Beneath my feet as I walked along the road – which was being resurfaced, Gerard pointed out that there was a network of tunnels beneath us. I managed to photograph one, ( together with a large pipe ) but the following day it had been bricked up! These tunnels were tall enough for a horse to be lead through. They run from the houses to the fields outside, and were used during World War II by the French Resistance.

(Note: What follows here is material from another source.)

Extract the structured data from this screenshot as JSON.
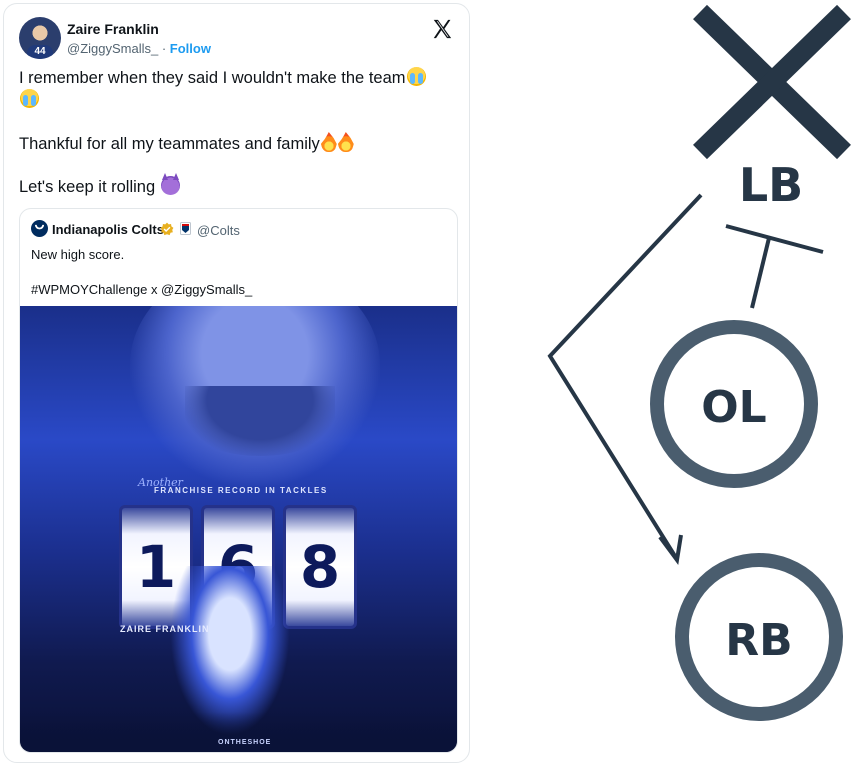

Staying in Gerard and Karen Garcia’s Apartment Moliere ( which forms a part of their home in Pezenas ) was a delightful holiday ( booked via Holiday Lettings ). A small selection of Karen’s delicate and detailed artwork is carefully arranged on walls around the apartment, together with a couple of pieces made by Gerard in the hall, and indeed around Pezenas – there is a large piece of artwork to celebrate the Tour de France 2006 in Pezenas which is best viewed from the bridge on Place des Etats du Languedoc.
Gerard very kindly opened up his shop and Oooooh La La what a fascinating place this is!
The shop carefully lit, was filled with Karen’s artwork on the walls, and Gerard’s unique and very unusual mischievous creations filled every available space. His creations… well – how best to describe them – they strive to make life more fun. He makes colourful caricatures/small figurines, extremely real to life. He is a skilled craftsman and examples of many types of his work can be found on posters, drawings, and artwork around Pezenas and beyond.
This small medieval town reminds me of the myriads of vineyards in the fields which surround Pezenas. They appear as short brown sticks, as it they were dead with nothing happening. But with a little warmth from the spring sunshine, a light shower of rain, they begin to burst into leaf; they are not just dead brown sticks, they are alive… and so it is with Pezenas. The shutters are up, the cafes are open, the shops awaken and Pezenas springs into life.
Thank you Gerard and Karen for a delightful supper, a delightful holiday apartment and a big thank you for showing us Pezenas, a delightful town.